Find a penny, pick it up! All day long you‘ll have a sneaking suspicion that it might be a culturally or archaeologically significant object! After an exciting hike up and down many staircases in the National Museum, we reach a conference room where we‘re introduced to the basics of the Treasure Trove, who work to preserve significant objects from Scotland‘s past.
How do you know if you‘ve found something of cultural or archaeological siginificance? Of the 2,000 objects brought into the museum every year, only a few hundred are real finds. People‘s imaginations ofen run wild and they find William Wallace’s sword at every dig of the spade, even if they turn out to be old doorknobs and metal hinges. The museum is working to educate the general public about how to identify a find, but the real education lies in familiarity with the material: People are less likely to bring in a big shiny rock and claim it‘s solid silver if they know what silver looks like.

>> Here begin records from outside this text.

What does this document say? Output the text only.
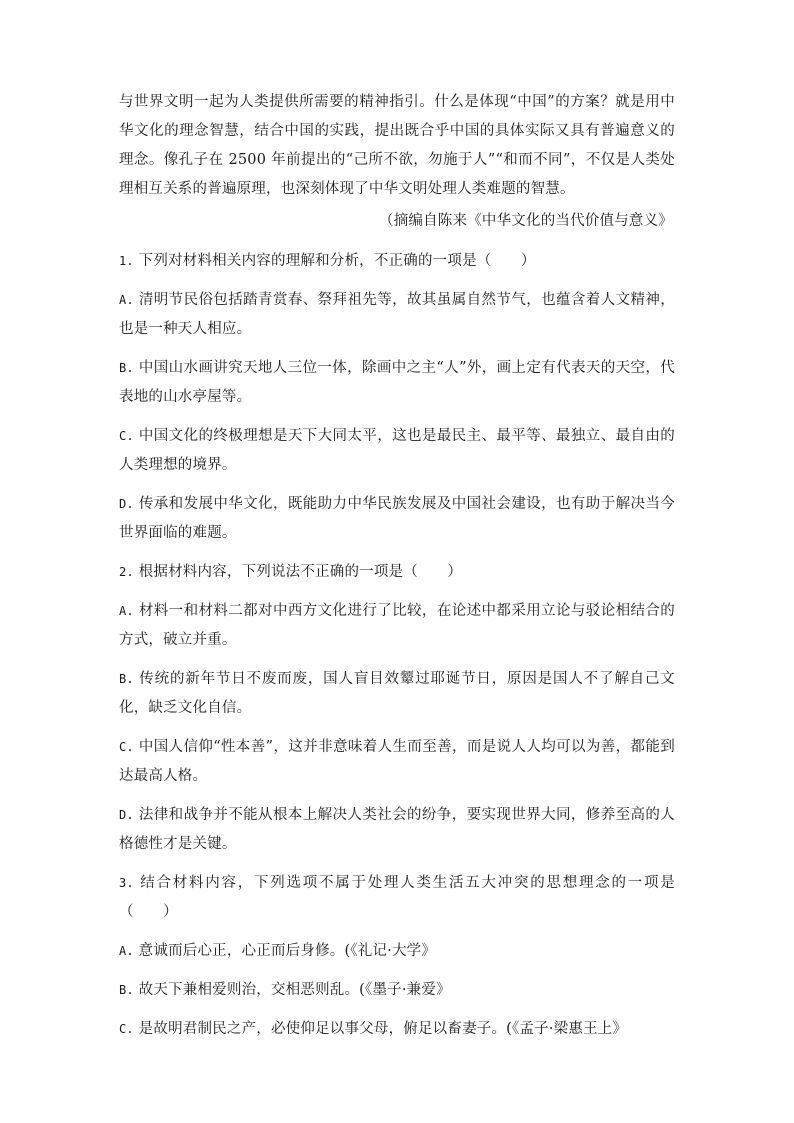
与世界文明一起为人类提供所需要的精神指引。什么是体现“中国”的方案？就是用中华文化的理念智慧，结合中国的实践，提出既合乎中国的具体实际又具有普遍意义的理念。像孔子在 2500 年前提出的“己所不欲，勿施于人”“和而不同”，不仅是人类处理相互关系的普遍原理，也深刻体现了中华文明处理人类难题的智慧。

（摘编自陈来《中华文化的当代价值与意义》

1. 下列对材料相关内容的理解和分析，不正确的一项是（　　）

A. 清明节民俗包括踏青赏春、祭拜祖先等，故其虽属自然节气，也蕴含着人文精神，也是一种天人相应。

B. 中国山水画讲究天地人三位一体，除画中之主“人”外，画上定有代表天的天空，代表地的山水亭屋等。

C. 中国文化的终极理想是天下大同太平，这也是最民主、最平等、最独立、最自由的人类理想的境界。

D. 传承和发展中华文化，既能助力中华民族发展及中国社会建设，也有助于解决当今世界面临的难题。

2. 根据材料内容，下列说法不正确的一项是（　　）

A. 材料一和材料二都对中西方文化进行了比较，在论述中都采用立论与驳论相结合的方式，破立并重。

B. 传统的新年节日不废而废，国人盲目效颦过耶诞节日，原因是国人不了解自己文化，缺乏文化自信。

C. 中国人信仰“性本善”，这并非意味着人生而至善，而是说人人均可以为善，都能到达最高人格。

D. 法律和战争并不能从根本上解决人类社会的纷争，要实现世界大同，修养至高的人格德性才是关键。

3. 结合材料内容，下列选项不属于处理人类生活五大冲突的思想理念的一项是（　　）

A. 意诚而后心正，心正而后身修。(《礼记·大学》

B. 故天下兼相爱则治，交相恶则乱。(《墨子·兼爱》

C. 是故明君制民之产，必使仰足以事父母，俯足以畜妻子。(《孟子·梁惠王上》
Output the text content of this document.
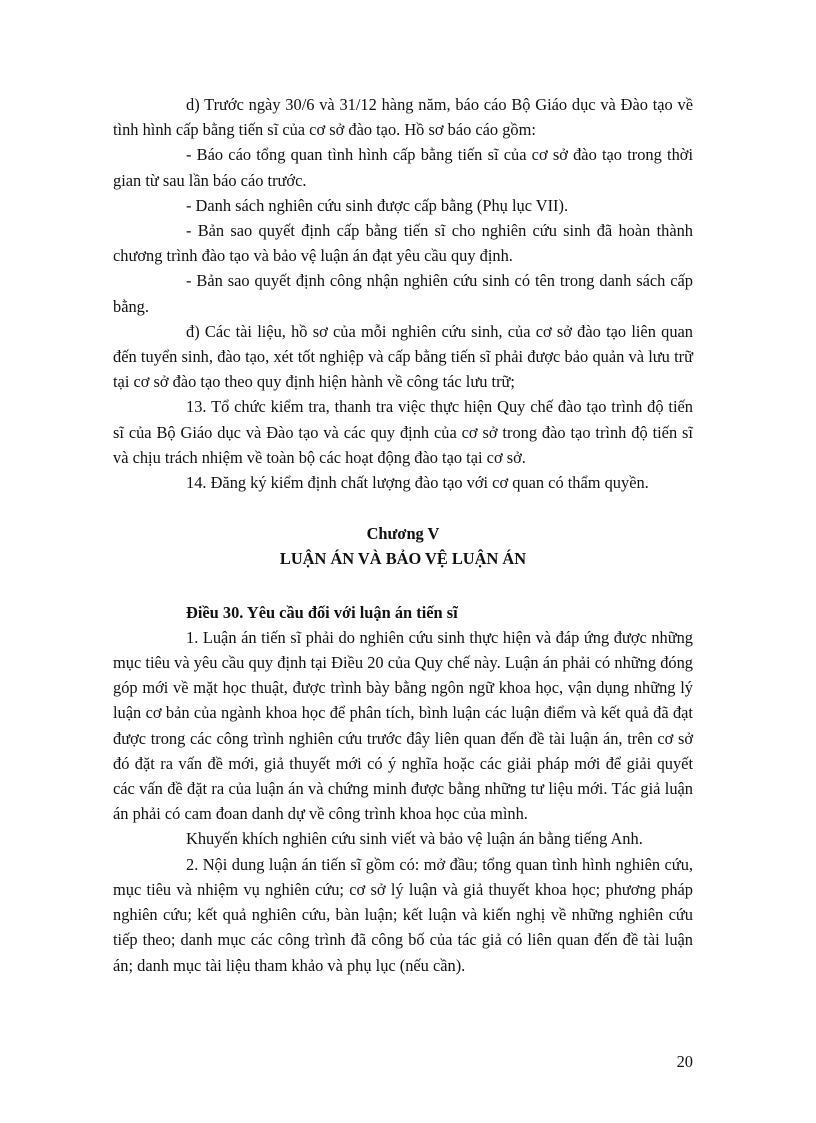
d) Trước ngày 30/6 và 31/12 hàng năm, báo cáo Bộ Giáo dục và Đào tạo về tình hình cấp bằng tiến sĩ của cơ sở đào tạo. Hồ sơ báo cáo gồm:

- Báo cáo tổng quan tình hình cấp bằng tiến sĩ của cơ sở đào tạo trong thời gian từ sau lần báo cáo trước.

- Danh sách nghiên cứu sinh được cấp bằng (Phụ lục VII).

- Bản sao quyết định cấp bằng tiến sĩ cho nghiên cứu sinh đã hoàn thành chương trình đào tạo và bảo vệ luận án đạt yêu cầu quy định.

- Bản sao quyết định công nhận nghiên cứu sinh có tên trong danh sách cấp bằng.

đ) Các tài liệu, hồ sơ của mỗi nghiên cứu sinh, của cơ sở đào tạo liên quan đến tuyển sinh, đào tạo, xét tốt nghiệp và cấp bằng tiến sĩ phải được bảo quản và lưu trữ tại cơ sở đào tạo theo quy định hiện hành về công tác lưu trữ;

13. Tổ chức kiểm tra, thanh tra việc thực hiện Quy chế đào tạo trình độ tiến sĩ của Bộ Giáo dục và Đào tạo và các quy định của cơ sở trong đào tạo trình độ tiến sĩ và chịu trách nhiệm về toàn bộ các hoạt động đào tạo tại cơ sở.

14. Đăng ký kiểm định chất lượng đào tạo với cơ quan có thẩm quyền.

Chương V

LUẬN ÁN VÀ BẢO VỆ LUẬN ÁN

Điều 30. Yêu cầu đối với luận án tiến sĩ

1. Luận án tiến sĩ phải do nghiên cứu sinh thực hiện và đáp ứng được những mục tiêu và yêu cầu quy định tại Điều 20 của Quy chế này. Luận án phải có những đóng góp mới về mặt học thuật, được trình bày bằng ngôn ngữ khoa học, vận dụng những lý luận cơ bản của ngành khoa học để phân tích, bình luận các luận điểm và kết quả đã đạt được trong các công trình nghiên cứu trước đây liên quan đến đề tài luận án, trên cơ sở đó đặt ra vấn đề mới, giả thuyết mới có ý nghĩa hoặc các giải pháp mới để giải quyết các vấn đề đặt ra của luận án và chứng minh được bằng những tư liệu mới. Tác giả luận án phải có cam đoan danh dự về công trình khoa học của mình.

Khuyến khích nghiên cứu sinh viết và bảo vệ luận án bằng tiếng Anh.

2. Nội dung luận án tiến sĩ gồm có: mở đầu; tổng quan tình hình nghiên cứu, mục tiêu và nhiệm vụ nghiên cứu; cơ sở lý luận và giả thuyết khoa học; phương pháp nghiên cứu; kết quả nghiên cứu, bàn luận; kết luận và kiến nghị về những nghiên cứu tiếp theo; danh mục các công trình đã công bố của tác giả có liên quan đến đề tài luận án; danh mục tài liệu tham khảo và phụ lục (nếu cần).

20
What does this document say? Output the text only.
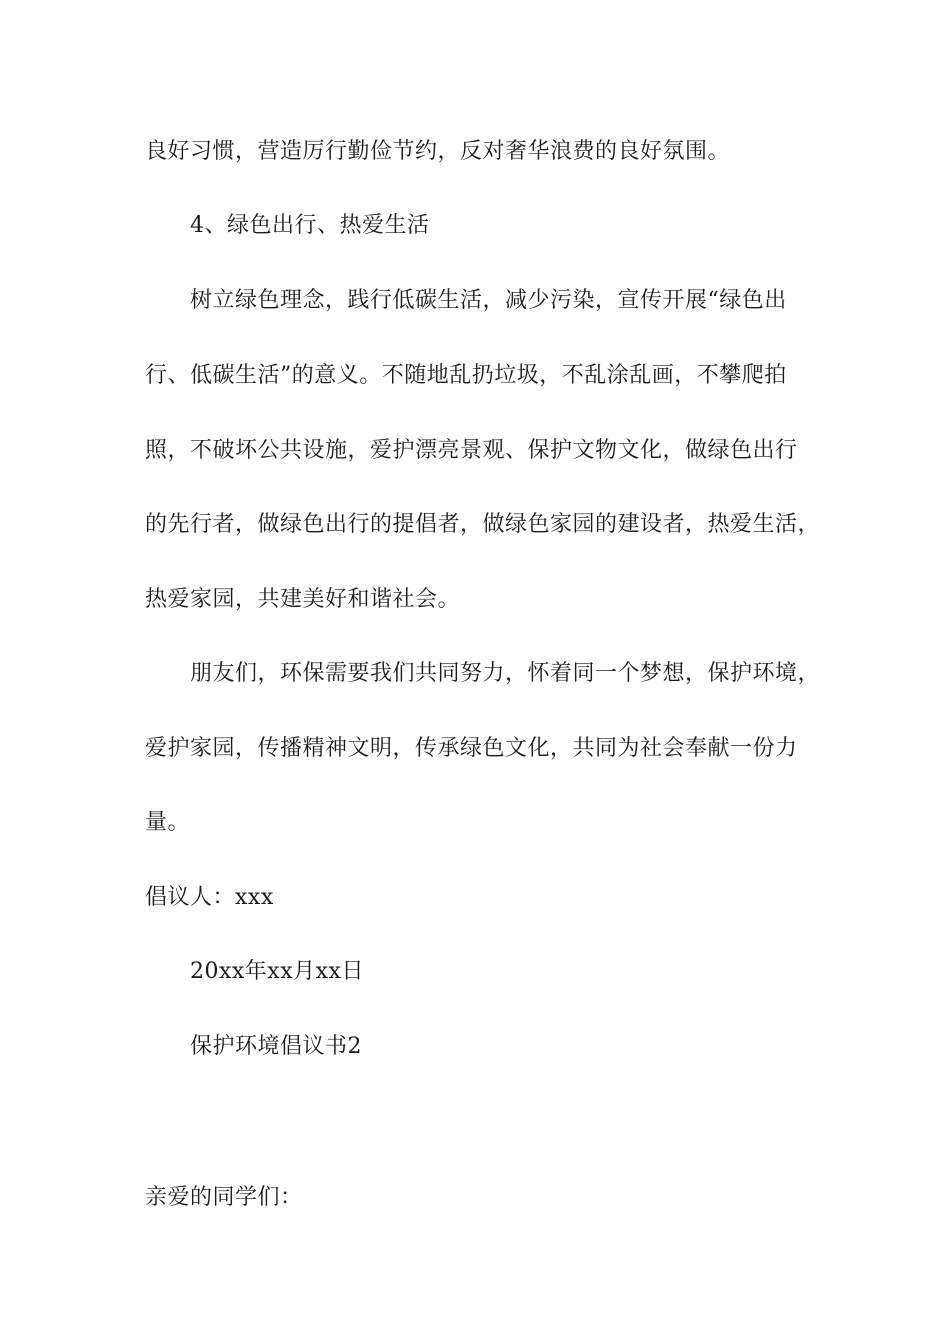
良好习惯，营造厉行勤俭节约，反对奢华浪费的良好氛围。
4、绿色出行、热爱生活
树立绿色理念，践行低碳生活，减少污染，宣传开展“绿色出
行、低碳生活”的意义。不随地乱扔垃圾，不乱涂乱画，不攀爬拍
照，不破坏公共设施，爱护漂亮景观、保护文物文化，做绿色出行
的先行者，做绿色出行的提倡者，做绿色家园的建设者，热爱生活，
热爱家园，共建美好和谐社会。
朋友们，环保需要我们共同努力，怀着同一个梦想，保护环境，
爱护家园，传播精神文明，传承绿色文化，共同为社会奉献一份力
量。
倡议人：xxx
20xx年xx月xx日
保护环境倡议书2
亲爱的同学们：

Next, we gain insight into how items can be looked at and what questions art historians and archaeologists pose when they date an object, and we even get to examine some objects ourselves. What I thought was a knife sharpener made of clay was actually, gasp, fragments of a cast bronze age sword! A mold for a wax with a faint tetris etching turned out to be the end of a crudely made Christian cross. A really heavy tongue compressor? No, it‘s a Viking silver ingot, a solid metal slab that was used as currency.
If you get the chance to go, do! I certainly walked away with the strong urge to buy a metal detector and go out exploring.